Consumers Want Clean Info Not Greenwashing

Cost, greenwashing and jargon are among the top worries from consumers when choosing and buying sustainable products and materials for their home, according to new research.

Over half (52%) of people said they would like to buy products or materials for their home that are sustainable and have a positive impact on the environment but think these products are more expensive.

On top of this, 50 per cent worry that a company’s claims around the sustainability credentials of their products or materials for their home may be misleading or inaccurate.


Unhooked Communications

The research, which questioned 2,015 adults and was commissioned by specialist construction and home interiors PR agency Unhooked Communications, also found that 27% of consumers don’t know where to check the information and proof of sustainability claims for products or materials for their home.

Furthermore, nearly a quarter (23%) said they don’t understand the language and terminology used by businesses to explain the sustainability credentials of their products or materials.


Knowledgeable buyers

However, the research found that people do want to make informed choices when buying products and materials for their home.

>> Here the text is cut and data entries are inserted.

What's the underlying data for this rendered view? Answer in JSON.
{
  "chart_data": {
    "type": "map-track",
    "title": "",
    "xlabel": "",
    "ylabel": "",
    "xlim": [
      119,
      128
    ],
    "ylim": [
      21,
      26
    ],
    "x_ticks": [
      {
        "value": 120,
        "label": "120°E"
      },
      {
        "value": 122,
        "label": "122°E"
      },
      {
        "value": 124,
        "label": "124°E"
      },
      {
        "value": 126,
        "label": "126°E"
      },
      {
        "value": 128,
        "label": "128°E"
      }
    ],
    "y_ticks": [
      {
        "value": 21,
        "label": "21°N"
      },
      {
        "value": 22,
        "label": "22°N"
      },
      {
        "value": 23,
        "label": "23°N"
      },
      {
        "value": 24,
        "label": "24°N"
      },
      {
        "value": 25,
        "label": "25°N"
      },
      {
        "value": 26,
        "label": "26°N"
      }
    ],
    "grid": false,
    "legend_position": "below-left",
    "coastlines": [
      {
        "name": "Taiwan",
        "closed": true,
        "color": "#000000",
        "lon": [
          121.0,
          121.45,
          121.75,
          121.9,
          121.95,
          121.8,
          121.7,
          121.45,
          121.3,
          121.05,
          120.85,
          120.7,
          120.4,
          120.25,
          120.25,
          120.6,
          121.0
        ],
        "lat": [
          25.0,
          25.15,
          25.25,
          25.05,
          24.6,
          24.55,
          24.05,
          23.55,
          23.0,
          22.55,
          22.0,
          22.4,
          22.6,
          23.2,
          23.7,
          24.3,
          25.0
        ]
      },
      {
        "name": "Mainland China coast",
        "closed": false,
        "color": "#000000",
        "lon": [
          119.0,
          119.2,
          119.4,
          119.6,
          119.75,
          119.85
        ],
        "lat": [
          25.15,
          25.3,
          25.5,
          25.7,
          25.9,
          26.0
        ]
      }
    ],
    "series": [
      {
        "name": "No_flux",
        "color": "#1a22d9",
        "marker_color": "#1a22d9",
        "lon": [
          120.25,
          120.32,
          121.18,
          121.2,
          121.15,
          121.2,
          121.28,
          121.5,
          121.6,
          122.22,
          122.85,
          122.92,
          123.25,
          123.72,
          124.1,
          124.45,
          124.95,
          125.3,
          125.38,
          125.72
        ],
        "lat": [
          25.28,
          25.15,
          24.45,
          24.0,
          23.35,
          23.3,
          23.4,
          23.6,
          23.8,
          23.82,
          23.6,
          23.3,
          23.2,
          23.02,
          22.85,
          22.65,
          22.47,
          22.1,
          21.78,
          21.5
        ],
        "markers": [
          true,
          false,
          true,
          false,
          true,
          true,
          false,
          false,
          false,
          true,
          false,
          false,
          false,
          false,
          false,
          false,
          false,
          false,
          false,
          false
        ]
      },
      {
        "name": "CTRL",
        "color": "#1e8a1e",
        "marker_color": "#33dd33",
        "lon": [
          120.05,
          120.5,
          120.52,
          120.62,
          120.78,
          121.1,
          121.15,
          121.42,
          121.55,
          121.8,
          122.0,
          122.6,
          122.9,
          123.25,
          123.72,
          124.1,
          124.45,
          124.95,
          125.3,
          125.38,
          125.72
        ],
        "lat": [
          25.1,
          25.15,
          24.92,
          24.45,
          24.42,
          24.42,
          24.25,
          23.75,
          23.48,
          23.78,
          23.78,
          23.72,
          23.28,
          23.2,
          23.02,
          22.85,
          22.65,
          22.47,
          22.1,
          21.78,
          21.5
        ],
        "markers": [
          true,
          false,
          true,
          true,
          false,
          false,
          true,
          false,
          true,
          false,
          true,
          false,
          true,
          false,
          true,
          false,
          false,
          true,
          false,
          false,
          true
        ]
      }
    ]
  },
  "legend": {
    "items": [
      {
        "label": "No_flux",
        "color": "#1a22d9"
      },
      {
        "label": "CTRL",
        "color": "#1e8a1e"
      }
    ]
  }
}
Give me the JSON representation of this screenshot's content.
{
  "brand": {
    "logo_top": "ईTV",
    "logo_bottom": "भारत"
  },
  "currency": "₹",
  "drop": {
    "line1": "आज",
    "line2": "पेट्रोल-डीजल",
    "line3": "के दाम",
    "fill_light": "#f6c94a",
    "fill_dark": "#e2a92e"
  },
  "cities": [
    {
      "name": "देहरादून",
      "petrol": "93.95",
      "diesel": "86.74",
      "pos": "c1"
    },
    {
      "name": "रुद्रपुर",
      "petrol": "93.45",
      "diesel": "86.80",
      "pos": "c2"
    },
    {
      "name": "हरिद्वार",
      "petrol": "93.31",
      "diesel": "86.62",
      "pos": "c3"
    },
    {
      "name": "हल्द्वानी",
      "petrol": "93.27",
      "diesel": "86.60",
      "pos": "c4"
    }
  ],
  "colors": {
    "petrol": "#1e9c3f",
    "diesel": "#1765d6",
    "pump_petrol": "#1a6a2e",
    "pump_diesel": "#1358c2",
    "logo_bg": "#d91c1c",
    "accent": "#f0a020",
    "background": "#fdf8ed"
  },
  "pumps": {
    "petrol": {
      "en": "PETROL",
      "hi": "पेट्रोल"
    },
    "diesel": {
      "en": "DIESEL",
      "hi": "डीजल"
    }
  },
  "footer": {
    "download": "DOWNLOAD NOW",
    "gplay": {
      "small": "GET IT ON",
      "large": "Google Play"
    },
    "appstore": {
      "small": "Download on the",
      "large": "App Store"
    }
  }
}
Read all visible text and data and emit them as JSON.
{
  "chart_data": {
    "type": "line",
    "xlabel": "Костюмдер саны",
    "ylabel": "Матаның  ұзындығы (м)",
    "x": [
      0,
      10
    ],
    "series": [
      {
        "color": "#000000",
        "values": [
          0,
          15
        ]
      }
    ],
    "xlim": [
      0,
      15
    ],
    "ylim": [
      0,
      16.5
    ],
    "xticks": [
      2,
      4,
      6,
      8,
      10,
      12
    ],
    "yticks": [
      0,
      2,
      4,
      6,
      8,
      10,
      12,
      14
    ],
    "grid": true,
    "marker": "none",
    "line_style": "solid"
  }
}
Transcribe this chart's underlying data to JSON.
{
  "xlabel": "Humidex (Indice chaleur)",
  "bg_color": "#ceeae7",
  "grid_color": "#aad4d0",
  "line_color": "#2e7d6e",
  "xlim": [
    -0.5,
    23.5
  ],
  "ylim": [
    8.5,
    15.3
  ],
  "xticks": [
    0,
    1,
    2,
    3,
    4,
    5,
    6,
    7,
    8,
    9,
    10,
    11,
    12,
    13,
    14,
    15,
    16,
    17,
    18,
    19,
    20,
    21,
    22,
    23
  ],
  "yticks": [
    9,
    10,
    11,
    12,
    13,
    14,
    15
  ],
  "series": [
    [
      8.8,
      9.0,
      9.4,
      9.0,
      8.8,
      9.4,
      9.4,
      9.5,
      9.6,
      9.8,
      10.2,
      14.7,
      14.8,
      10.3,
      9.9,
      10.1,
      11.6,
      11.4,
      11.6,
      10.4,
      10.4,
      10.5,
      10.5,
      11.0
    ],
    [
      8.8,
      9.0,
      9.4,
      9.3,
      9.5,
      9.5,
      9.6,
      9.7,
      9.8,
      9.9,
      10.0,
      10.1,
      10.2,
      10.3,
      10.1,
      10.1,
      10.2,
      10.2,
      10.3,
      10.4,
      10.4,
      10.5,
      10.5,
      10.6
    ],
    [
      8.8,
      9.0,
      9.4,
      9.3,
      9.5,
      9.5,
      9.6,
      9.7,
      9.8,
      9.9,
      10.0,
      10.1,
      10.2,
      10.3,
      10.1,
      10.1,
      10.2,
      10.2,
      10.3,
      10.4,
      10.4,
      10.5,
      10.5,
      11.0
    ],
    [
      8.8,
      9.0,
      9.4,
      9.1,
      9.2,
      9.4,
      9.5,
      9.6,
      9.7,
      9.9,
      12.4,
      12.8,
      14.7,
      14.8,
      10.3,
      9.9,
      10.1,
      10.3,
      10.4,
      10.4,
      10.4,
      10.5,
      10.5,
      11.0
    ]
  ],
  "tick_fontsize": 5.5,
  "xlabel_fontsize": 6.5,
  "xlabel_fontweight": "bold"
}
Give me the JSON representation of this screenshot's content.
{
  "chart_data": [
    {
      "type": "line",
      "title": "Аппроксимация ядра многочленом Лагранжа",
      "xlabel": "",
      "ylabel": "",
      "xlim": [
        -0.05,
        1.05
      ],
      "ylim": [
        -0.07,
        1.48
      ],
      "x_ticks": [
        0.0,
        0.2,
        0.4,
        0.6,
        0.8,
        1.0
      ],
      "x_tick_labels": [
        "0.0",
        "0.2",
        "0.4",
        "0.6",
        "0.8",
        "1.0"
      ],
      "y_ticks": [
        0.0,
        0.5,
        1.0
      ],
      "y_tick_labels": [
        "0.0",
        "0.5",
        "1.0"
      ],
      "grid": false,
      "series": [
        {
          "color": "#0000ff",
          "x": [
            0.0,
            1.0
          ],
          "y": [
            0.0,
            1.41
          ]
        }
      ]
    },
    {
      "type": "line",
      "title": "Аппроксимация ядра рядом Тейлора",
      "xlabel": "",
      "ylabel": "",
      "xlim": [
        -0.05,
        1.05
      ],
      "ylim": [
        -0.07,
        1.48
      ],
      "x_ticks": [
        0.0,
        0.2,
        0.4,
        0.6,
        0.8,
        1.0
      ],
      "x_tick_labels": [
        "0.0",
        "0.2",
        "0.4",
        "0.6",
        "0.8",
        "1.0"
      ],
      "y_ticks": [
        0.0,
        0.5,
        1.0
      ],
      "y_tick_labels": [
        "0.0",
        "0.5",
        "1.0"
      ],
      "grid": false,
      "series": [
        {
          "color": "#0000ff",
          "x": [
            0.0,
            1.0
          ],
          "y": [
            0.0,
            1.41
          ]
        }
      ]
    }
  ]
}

Nearly two-thirds (62%) said they would be likely to check the sustainability or environmental impact of appliances before buying them, over half (54%) said they’d check before buying building materials, and 53% said they’d check before buying home furnishings.

When it comes to checking information about the sustainability or environmental impact of products, there are multiple sources consumers use. A third would check a brand’s own website, nearly a quarter (23%) would look at review sites, 22% social media, 19% packaging and 16% news stories.

Claire Gamble, managing director of Unhooked Communications, says: “Our research shows that for nearly half of consumers (47%) buying products or materials for their home, it’s important to buy from sustainable businesses that reduce their impact on the environment. However, there is some confusion and worries around making sustainable choices for the home.”



Gamble adds: “Before businesses start considering their PR strategies to communicate their environmental and sustainability credentials, firstly they need to make sure they’re operating in a way that genuinely benefits the planet and people, from their business operations and Environmental, Social and Governance (ESG) policies through to their manufacturing methods and investment strategies. Secondly, businesses need to have clear evidence to back up what they’re doing, whether its testing and data to support the energy efficiency claims of their products and materials or regularly monitoring and measuring improvements in other areas of their business, such as recycling and reducing carbon footprint.

 “Our research shows shoppers will check several sources when researching the sustainability credentials of products and materials for the home. It’s therefore important for businesses in the construction and home interiors industries to have consistent messaging and proof points across multiple channels, including their website and social media, as well as third party channels, such as review sites and media outlets. Awards and accreditations can also help to build trust and credibility.”


Picture: Consumers are making it plain they do not like to be made to feel unsure about cost and mislead via greenwashing and jargon.